China cancels Prague music tour in Tibet row with mayor
A TOUR of China by Prague’s Philharmonic Orchestra has been cancelled and the city zoo’s long-held dreams of hosting a panda shattered in an escalating feud between its maverick mayor and Beijing.
Chinese authotities are furious at Zdenĕk Hřib, 38, the Czech capital’s anti-establishment mayor, for refusing to toe Beijing’s line over its sensitivities about the status of Tibet and Taiwan.
Since his election last year, Dr Hřib, a Czech Pirate Party politician, has flown the Tibetan flag at the capital’s city hall, met Tsai Ing-wen, the Taiwanese president, and resisted Chinese demands to expel Taiwan’s representative from a meeting of foreign diplomats.

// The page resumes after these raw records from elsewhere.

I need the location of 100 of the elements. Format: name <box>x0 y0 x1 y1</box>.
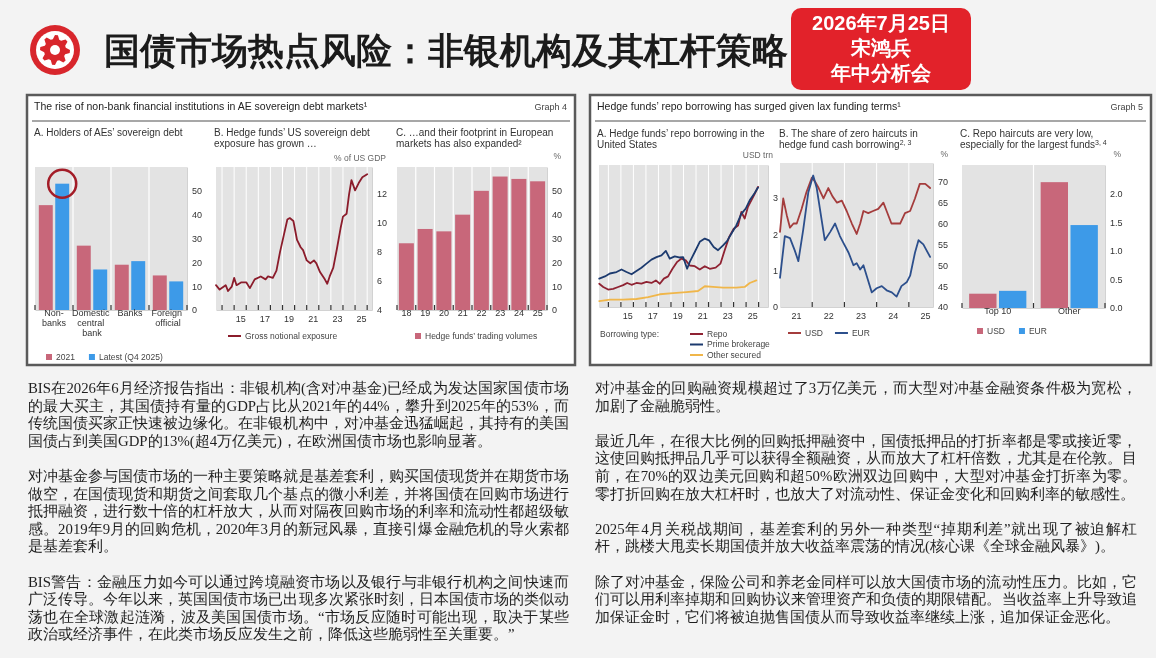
x-tick-label: Top 10 <box>984 306 1012 316</box>
y-tick-label: 20 <box>552 257 563 268</box>
x-tick-label: Foreign official <box>151 308 185 328</box>
legend-title: Borrowing type: <box>600 328 660 339</box>
legend-label: Latest (Q4 2025) <box>98 351 163 362</box>
y-tick-label: 0.5 <box>1110 274 1123 285</box>
x-tick-label: 21 <box>457 308 468 318</box>
bar <box>969 293 997 308</box>
y-axis-title: % <box>940 149 949 159</box>
x-tick-label: 19 <box>420 308 431 318</box>
text: 除了对冲基金，保险公司和养老金同样可以放大国债市场的流动性压力。比如，它们可以用利率掉期和回购协议来管理资产和负债的期限错配。当收益率上升导致追加保证金时，它们将被迫抛售国债从而导致收益率继续上涨，追加保证金恶化。 <box>595 573 1137 627</box>
chart-title: A. Hedge funds’ repo borrowing in the United States <box>597 128 768 150</box>
y-tick-label: 0 <box>773 302 779 313</box>
text: BIS警告：金融压力如今可以通过跨境融资市场以及银行与非银行机构之间快速而广泛传导。今年以来，英国国债市场已出现多次紧张时刻，日本国债市场的类似动荡也在全球激起涟漪，波及美国国债市场。“市场反应随时可能出现，取决于某些政治或经济事件，在此类市场反应发生之前，降低这些脆弱性至关重要。” <box>28 573 569 644</box>
caption: Graph 4 <box>534 102 567 112</box>
y-tick-label: 4 <box>377 305 383 316</box>
x-tick-label: 20 <box>438 308 449 318</box>
x-tick-label: 25 <box>920 311 931 322</box>
y-tick-label: 40 <box>552 210 563 221</box>
text: Hedge funds’ repo borrowing has surged given lax funding terms¹ <box>597 100 902 112</box>
x-tick-label: 15 <box>622 311 633 322</box>
bar <box>1070 225 1098 308</box>
y-tick-label: 6 <box>377 276 383 287</box>
x-tick-label: Non-banks <box>41 308 67 328</box>
text: 国债市场热点风险：非银机构及其杠杆策略 <box>104 30 788 71</box>
legend-label: 2021 <box>56 351 76 362</box>
bar <box>455 214 471 310</box>
x-tick-label: 21 <box>308 314 319 325</box>
x-tick-label: Banks <box>117 308 144 318</box>
bar <box>473 190 489 310</box>
y-tick-label: 8 <box>377 247 383 258</box>
y-tick-label: 2 <box>773 229 779 240</box>
x-tick-label: 19 <box>284 314 295 325</box>
bar <box>114 264 129 310</box>
chart-title: B. Hedge funds’ US sovereign debt exposure has grown … <box>214 127 373 149</box>
x-tick-label: 24 <box>888 311 899 322</box>
text: The rise of non-bank financial institutions in AE sovereign debt markets¹ <box>34 100 368 112</box>
chart-title: B. The share of zero haircuts in hedge fund cash borrowing$^{2, 3}$ <box>779 128 921 150</box>
bar <box>999 290 1027 308</box>
x-tick-label: 22 <box>823 311 834 322</box>
chart-title: A. Holders of AEs’ sovereign debt <box>34 127 183 138</box>
y-tick-label: 30 <box>192 233 203 244</box>
y-tick-label: 0 <box>552 305 558 316</box>
x-tick-label: Other <box>1057 306 1081 316</box>
y-tick-label: 10 <box>552 281 563 292</box>
legend-label: Repo <box>707 328 728 339</box>
y-tick-label: 10 <box>192 281 203 292</box>
bar <box>131 261 146 310</box>
y-tick-label: 30 <box>552 233 563 244</box>
chart-title: C. Repo haircuts are very low, especially for the largest funds$^{3, 4}$ <box>960 128 1107 150</box>
bar <box>1040 182 1068 308</box>
bar <box>398 243 414 310</box>
x-tick-label: 22 <box>476 308 487 318</box>
y-tick-label: 1.5 <box>1110 217 1123 228</box>
text: BIS在2026年6月经济报告指出：非银机构(含对冲基金)已经成为发达国家国债市场的最大买主，其国债持有量的GDP占比从2021年的44%，攀升到2025年的53%，而传统国债买家正快速被边缘化。在非银机构中，对冲基金迅猛崛起，其持有的美国国债占到美国GDP的13%(超4万亿美元)，在欧洲国债市场也影响显著。 <box>28 380 569 451</box>
bar <box>417 228 433 310</box>
x-tick-label: 24 <box>513 308 524 318</box>
y-tick-label: 3 <box>773 193 779 204</box>
chart-title: C. …and their footprint in European markets has also expanded² <box>396 127 557 149</box>
y-tick-label: 10 <box>377 217 388 228</box>
y-tick-label: 50 <box>938 260 949 271</box>
line-series <box>779 176 931 235</box>
line-series <box>598 279 758 303</box>
y-tick-label: 50 <box>552 186 563 197</box>
y-tick-label: 0 <box>192 305 198 316</box>
x-tick-label: 19 <box>672 311 683 322</box>
legend-label: Hedge funds’ trading volumes <box>425 330 538 341</box>
x-tick-label: 25 <box>532 308 543 318</box>
x-tick-label: 21 <box>697 311 708 322</box>
legend-label: EUR <box>1028 325 1047 336</box>
y-tick-label: 12 <box>377 188 388 199</box>
y-tick-label: 70 <box>938 177 949 188</box>
y-tick-label: 1.0 <box>1110 246 1123 257</box>
text: 对冲基金参与国债市场的一种主要策略就是基差套利，购买国债现货并在期货市场做空，在国债现货和期货之间套取几个基点的微小利差，并将国债在回购市场进行抵押融资，进行数十倍的杠杆放大，从而对隔夜回购市场的利率和流动性都超级敏感。2019年9月的回购危机，2020年3月的新冠风暴，直接引爆金融危机的导火索都是基差套利。 <box>28 467 569 556</box>
y-tick-label: 55 <box>938 239 949 250</box>
x-tick-label: 23 <box>332 314 343 325</box>
bar <box>492 176 508 310</box>
y-tick-label: 20 <box>192 257 203 268</box>
legend-label: USD <box>805 327 823 338</box>
y-axis-title: % <box>553 151 562 161</box>
x-tick-label: Domestic central bank <box>71 308 113 338</box>
bar <box>530 181 546 310</box>
x-tick-label: 17 <box>259 314 270 325</box>
y-tick-label: 40 <box>938 302 949 313</box>
bar <box>93 269 108 310</box>
text: 2026年7月25日 <box>812 12 950 34</box>
y-tick-label: 45 <box>938 281 949 292</box>
y-tick-label: 65 <box>938 198 949 209</box>
y-tick-label: 1 <box>773 265 779 276</box>
text: 年中分析会 <box>830 62 932 84</box>
x-tick-label: 25 <box>747 311 758 322</box>
bar <box>76 245 91 310</box>
x-tick-label: 15 <box>235 314 246 325</box>
bar <box>511 178 527 310</box>
x-tick-label: 23 <box>856 311 867 322</box>
y-tick-label: 50 <box>192 186 203 197</box>
legend-label: Other secured <box>707 349 762 360</box>
y-axis-title: USD trn <box>742 150 774 160</box>
x-tick-label: 23 <box>495 308 506 318</box>
y-tick-label: 2.0 <box>1110 188 1123 199</box>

Dr Hřib, who did a medical training internship in Taiwan, has also openly demanded that China remove a clause from a Prague-beijing co-operation that requires the Czech capital to “respect the one-china policy and acknowledge Taiwan as an inseparable part of Chinese territory”. China claims Taiwan, a democracy of 23million people, as its own territory and has warned it will annex the island by force if necessary.
The simmering dispute spilt over into a direct threat from Beijing’s foreign ministry on Wednesday that the city authorities should change their ways or “they will eventually damage their own interests”. The ministry’s Geng Shuang told the state-run Xinhua news agency that Prague and its mayor had “behaved very badly on issues involving China’s national sovereignty”.
“This is the fundamental reason why related parties and individuals of Prague are not welcomed by Chinese people,” Mr Geng told the agency.
Despite large Chinese investments in the Czech Republic, which include the acquisition of Slavia Prague football club, Dr Hřib criticised China’s threats – putting him at odds with his own government.
“Abolishing the Prague Philharmonic tour, which had already signed a contract, shows that China is not a reliable business partner,” the mayor said.